The project only has one feature on "Fuck the Industry", which is uncredited, but involves rapper Bones speaking a mock eulogy. All tracks are produced by Suicideboys member $crim, under his producer alias Budd Dwyer. I No Longer Fear the Razor Blade Guarding My Heel (IV) contains a guitar interlude by fellow Suicideboys member Ruby da Cherry, and Phanton Menace was co-produced by Memphis rapper and mentor Juicy J.

== Critical reception ==
HipHopDX gave the album a rating of 3.9 out of 5, commenting "...have they actually changed the world of music itself? It’s possible to chalk it up to typical artist bravado, but after yet another well-received release, they certainly have the evidence to argue their case."

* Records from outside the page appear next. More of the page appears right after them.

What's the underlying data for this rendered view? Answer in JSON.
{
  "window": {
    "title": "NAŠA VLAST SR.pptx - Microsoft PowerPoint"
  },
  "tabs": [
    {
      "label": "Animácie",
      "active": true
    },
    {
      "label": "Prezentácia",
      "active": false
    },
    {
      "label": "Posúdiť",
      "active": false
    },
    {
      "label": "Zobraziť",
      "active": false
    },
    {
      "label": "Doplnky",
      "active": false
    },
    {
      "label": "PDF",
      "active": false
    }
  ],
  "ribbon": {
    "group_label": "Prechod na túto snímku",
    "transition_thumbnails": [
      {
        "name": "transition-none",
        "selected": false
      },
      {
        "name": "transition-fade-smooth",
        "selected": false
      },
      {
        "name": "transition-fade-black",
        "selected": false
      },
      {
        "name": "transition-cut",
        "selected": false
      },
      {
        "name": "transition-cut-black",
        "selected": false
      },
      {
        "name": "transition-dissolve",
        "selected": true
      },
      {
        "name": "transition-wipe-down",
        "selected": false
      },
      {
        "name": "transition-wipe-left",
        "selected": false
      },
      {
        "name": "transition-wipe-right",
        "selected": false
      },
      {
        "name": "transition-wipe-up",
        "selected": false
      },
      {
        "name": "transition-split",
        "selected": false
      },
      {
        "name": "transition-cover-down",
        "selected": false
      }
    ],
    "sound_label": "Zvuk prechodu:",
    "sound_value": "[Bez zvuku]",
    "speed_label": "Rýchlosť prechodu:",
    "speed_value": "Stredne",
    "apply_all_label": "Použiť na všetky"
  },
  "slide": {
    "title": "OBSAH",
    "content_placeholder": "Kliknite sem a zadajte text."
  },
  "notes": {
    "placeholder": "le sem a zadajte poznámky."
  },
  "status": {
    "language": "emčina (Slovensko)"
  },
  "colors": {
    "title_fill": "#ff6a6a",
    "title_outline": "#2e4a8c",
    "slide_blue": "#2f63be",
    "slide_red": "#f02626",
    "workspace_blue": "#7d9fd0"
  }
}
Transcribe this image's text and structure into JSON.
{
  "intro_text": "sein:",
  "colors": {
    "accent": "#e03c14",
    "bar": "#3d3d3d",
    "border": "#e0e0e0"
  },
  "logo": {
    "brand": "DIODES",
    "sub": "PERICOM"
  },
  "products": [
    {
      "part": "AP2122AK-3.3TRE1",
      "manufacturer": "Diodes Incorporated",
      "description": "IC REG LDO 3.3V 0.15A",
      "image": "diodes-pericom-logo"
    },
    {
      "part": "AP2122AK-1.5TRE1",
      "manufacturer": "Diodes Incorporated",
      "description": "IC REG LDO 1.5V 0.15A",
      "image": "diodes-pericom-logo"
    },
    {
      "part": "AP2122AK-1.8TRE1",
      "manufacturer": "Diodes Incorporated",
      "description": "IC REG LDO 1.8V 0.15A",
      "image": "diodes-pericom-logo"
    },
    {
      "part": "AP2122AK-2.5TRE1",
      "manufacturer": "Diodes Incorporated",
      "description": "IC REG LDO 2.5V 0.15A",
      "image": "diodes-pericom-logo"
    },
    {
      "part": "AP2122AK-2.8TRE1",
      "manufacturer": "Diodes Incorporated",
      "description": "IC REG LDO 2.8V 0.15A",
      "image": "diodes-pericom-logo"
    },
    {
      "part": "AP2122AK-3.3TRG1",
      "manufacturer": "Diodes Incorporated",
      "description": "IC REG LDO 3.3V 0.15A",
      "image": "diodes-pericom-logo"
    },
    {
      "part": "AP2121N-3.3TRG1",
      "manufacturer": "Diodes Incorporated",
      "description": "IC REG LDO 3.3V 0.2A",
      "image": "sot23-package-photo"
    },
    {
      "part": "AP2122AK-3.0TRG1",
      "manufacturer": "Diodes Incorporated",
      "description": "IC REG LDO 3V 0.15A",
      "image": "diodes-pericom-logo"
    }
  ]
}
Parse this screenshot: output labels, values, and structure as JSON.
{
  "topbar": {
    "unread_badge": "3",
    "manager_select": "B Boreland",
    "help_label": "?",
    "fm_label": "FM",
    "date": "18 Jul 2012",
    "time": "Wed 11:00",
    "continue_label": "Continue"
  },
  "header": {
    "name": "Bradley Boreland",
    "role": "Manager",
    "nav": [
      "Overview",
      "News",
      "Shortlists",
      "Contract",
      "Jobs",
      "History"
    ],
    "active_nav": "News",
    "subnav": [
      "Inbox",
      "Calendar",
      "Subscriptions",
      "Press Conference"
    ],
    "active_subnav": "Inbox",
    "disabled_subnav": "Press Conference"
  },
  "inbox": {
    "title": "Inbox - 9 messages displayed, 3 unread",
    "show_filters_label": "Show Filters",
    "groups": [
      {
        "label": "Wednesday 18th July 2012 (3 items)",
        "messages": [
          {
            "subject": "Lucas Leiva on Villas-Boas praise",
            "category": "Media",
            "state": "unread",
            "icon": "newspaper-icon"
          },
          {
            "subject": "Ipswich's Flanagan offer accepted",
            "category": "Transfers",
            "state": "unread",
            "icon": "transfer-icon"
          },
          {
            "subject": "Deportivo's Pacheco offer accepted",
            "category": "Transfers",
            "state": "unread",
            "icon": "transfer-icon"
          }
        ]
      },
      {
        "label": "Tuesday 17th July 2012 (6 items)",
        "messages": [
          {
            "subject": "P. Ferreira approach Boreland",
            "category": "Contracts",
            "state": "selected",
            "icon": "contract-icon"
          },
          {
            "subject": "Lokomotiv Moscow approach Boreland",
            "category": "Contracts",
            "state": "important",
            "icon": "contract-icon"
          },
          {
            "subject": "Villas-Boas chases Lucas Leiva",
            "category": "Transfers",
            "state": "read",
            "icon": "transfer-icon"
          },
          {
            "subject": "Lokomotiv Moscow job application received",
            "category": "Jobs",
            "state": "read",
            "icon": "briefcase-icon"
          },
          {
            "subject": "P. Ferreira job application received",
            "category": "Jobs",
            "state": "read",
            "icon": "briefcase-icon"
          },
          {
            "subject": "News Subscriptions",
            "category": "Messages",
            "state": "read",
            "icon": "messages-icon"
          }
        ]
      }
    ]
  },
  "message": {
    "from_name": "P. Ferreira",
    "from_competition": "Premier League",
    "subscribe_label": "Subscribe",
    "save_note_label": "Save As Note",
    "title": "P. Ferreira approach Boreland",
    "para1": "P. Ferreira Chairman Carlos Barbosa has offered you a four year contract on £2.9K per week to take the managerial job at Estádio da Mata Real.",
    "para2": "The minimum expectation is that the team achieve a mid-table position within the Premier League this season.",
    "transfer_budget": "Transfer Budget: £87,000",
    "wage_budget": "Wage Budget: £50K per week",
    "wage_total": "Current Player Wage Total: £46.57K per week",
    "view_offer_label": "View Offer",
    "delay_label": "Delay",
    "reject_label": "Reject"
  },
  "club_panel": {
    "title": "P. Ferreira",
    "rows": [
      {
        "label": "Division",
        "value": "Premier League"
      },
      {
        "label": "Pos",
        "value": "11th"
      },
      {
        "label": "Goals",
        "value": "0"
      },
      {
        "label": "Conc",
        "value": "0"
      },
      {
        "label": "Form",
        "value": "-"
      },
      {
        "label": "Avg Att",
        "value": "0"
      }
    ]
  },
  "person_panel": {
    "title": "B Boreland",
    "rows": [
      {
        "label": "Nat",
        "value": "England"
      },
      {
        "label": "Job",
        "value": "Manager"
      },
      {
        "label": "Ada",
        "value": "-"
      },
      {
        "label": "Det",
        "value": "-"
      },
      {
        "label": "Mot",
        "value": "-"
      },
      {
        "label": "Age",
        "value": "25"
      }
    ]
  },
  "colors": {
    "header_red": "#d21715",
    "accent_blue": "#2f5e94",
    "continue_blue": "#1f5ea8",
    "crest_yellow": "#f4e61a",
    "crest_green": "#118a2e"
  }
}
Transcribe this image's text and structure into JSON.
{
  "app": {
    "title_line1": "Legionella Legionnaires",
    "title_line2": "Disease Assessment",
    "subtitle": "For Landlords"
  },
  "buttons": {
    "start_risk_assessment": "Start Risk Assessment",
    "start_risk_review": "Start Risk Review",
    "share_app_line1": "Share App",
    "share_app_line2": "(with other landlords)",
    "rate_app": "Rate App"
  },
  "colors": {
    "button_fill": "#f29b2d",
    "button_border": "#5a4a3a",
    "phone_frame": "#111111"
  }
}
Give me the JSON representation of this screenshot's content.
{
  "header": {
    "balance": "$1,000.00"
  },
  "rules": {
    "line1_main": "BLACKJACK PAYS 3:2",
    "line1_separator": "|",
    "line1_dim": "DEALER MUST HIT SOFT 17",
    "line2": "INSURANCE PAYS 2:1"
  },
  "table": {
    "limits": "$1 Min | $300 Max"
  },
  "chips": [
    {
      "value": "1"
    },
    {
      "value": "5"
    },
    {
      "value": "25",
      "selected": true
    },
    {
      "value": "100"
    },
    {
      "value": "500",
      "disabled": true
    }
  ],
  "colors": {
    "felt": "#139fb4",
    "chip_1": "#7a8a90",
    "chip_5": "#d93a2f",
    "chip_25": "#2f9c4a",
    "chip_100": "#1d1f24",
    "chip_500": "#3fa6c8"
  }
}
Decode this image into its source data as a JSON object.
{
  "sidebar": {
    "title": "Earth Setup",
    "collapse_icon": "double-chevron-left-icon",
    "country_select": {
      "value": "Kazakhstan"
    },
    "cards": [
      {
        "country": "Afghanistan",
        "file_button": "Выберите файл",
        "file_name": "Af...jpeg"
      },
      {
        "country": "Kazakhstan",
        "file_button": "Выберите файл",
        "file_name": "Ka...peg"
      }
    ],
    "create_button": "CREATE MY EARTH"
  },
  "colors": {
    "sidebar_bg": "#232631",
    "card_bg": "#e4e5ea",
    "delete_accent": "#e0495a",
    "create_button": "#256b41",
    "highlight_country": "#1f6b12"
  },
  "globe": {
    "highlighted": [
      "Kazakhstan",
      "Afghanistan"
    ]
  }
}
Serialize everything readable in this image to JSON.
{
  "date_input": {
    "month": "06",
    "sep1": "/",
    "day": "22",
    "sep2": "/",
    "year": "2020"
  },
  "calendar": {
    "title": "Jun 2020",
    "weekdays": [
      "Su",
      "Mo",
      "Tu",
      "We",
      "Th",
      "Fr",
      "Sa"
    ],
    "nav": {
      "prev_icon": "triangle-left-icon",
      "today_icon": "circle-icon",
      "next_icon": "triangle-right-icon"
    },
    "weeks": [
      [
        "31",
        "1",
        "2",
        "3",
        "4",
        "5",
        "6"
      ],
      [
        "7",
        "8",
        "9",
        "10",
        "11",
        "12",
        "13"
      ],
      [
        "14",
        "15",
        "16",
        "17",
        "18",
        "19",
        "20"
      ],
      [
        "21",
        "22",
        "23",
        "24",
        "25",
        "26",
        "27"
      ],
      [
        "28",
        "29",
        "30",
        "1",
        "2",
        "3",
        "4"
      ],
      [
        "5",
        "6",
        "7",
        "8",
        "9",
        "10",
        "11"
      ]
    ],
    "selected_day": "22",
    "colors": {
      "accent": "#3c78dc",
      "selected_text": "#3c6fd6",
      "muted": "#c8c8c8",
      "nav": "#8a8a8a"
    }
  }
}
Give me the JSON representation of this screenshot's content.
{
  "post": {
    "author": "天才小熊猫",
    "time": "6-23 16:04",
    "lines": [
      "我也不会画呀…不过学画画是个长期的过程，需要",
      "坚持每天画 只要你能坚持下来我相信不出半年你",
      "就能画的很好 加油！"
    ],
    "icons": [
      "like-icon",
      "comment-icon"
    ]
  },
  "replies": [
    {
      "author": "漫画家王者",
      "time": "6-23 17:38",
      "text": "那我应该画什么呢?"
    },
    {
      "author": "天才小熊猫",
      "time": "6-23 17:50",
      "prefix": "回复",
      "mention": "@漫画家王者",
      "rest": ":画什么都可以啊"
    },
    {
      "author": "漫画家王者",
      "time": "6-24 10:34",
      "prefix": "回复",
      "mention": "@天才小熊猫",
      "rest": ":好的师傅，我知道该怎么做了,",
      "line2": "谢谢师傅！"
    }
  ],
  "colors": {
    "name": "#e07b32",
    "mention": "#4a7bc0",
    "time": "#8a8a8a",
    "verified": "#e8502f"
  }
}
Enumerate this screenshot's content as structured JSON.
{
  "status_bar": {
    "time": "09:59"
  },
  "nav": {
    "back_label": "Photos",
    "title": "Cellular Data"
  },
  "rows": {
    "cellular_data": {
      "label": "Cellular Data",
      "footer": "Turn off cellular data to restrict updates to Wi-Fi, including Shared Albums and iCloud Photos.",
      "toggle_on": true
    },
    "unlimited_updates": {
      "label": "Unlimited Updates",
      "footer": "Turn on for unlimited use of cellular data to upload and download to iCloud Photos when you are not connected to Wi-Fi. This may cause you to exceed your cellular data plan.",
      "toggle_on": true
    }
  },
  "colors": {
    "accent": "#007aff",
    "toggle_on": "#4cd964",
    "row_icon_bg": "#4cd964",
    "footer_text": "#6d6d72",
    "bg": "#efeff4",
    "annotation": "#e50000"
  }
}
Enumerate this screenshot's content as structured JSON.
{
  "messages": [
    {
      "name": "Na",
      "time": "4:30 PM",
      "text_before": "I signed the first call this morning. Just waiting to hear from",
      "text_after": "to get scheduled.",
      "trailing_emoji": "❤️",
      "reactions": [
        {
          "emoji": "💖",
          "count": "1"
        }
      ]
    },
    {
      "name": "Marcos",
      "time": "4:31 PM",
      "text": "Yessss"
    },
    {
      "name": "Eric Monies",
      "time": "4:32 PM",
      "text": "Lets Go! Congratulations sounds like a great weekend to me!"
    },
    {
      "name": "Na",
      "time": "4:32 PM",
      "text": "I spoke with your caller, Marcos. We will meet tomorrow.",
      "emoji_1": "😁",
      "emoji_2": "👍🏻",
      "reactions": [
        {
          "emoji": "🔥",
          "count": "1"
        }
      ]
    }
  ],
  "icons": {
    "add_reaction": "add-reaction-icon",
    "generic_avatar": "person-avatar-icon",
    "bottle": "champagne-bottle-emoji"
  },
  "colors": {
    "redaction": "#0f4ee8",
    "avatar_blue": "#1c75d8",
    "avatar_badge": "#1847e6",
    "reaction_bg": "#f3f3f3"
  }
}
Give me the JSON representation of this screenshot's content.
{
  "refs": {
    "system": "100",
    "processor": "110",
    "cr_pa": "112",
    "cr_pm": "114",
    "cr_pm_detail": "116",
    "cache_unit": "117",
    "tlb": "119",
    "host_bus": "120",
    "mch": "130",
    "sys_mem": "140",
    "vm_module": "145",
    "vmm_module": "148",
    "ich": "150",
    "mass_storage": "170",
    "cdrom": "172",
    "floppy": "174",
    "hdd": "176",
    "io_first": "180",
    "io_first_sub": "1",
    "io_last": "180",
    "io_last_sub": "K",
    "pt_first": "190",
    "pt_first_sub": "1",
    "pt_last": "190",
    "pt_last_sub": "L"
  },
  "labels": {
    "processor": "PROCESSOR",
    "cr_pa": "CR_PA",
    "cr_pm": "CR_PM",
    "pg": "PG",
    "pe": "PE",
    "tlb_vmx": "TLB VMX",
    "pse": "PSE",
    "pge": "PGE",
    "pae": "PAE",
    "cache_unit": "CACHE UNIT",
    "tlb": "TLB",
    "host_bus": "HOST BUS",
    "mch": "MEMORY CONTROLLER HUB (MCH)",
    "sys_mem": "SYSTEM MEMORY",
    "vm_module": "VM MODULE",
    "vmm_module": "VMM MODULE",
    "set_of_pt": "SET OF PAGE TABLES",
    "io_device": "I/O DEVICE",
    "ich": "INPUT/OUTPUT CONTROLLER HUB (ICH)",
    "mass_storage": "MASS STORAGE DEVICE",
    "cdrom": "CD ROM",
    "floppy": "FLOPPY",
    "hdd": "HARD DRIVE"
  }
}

== Commercial performance ==
Released to critical acclaim in the underground rap scene, the album debuted at number 9 on the US Billboard 200 with 49,000 units in its first week sales making it their first US top 10 album. The album also reached the top 10 in Australia and Finland.

== Track listing ==

Sample Credits
- ”Coma” contains samples of “Much Better Off” by Smokey Robinson and the Miracles, “Kreepin’ Out Da Kut” by Playa Fly, and “Fall Up Off Me Ho” by Indo G
- “King Tulip” contains a sample of “Cuesta Blanca” by Grupo Encuentro
- “10,000 Degrees” contains a sample from “Thinkin’ of a Driveby” by Gimisum Family
- “I No Longer Fear The Razor Guarding My Heel (IV)” contains a sample of “Nine To Your Dome” by Three 6 Mafia

| No. | Title | Producer(s) | Length |
|---|---|---|---|
| 1. | "King Tulip" |  | 3:05 |
| 2. | "Bring Out Your Dead" |  | 1:46 |
| 3. | "Nicotine Patches" |  | 2:36 |
| 4. | "10,000 Degrees" |  | 3:09 |
| 5. | "122 Days" |  | 3:04 |
| 6. | "Phanton Menace" | Budd Dwyer; Juicy J; | 2:22 |
| 7. | "Krewe du Vieux (Comedy & Tragedy)" |  | 1:44 |
| 8. | "War Time All the Time" |  | 2:25 |
| 9. | "Coma" |  | 2:17 |
| 10. | "Long Gone (Save Me from This Hell)" |  | 2:18 |
| 11. | "Meet Mr. Niceguy" | Budd Dwyer; ThizzmanBeatz; | 2:26 |
| 12. | "Carrollton" |  | 3:23 |
| 13. | "Fuck the Industry" |  | 3:55 |
| 14. | "I No Longer Fear the Razor Guarding My Heel (IV)": "No Salivation for the Promise of Salvation"; "Try Howling at the Moon While Being Strangled"; "Missed My Cue for Curtain Call"; | Budd Dwyer; Slamdunkasaur; | 7:54 |
| Total length: |  |  | 42:29 |

== Charts ==

| Chart (2018) | Peak position |
|---|---|
| Australian Albums (ARIA) | 10 |
| Belgian Albums (Ultratop Flanders) | 44 |
| Belgian Albums (Ultratop Wallonia) | 162 |
| Canadian Albums (Billboard) | 26 |
| Dutch Albums (Album Top 100) | 74 |
| Finnish Albums (Suomen virallinen lista) | 6 |
| German Albums (Offizielle Top 100) | 89 |
| New Zealand Albums (RMNZ) | 15 |
| Norwegian Albums (VG-lista) | 36 |
| Swiss Albums (Schweizer Hitparade) | 87 |
| UK R&B Albums (Official Charts) | 31 |
| US Billboard 200 | 9 |

== Certifications ==

| Region | Certification | Certified units/sales |
| United States (RIAA) | Gold | 500,000^{‡} |
^{‡} Sales+streaming figures based on certification alone.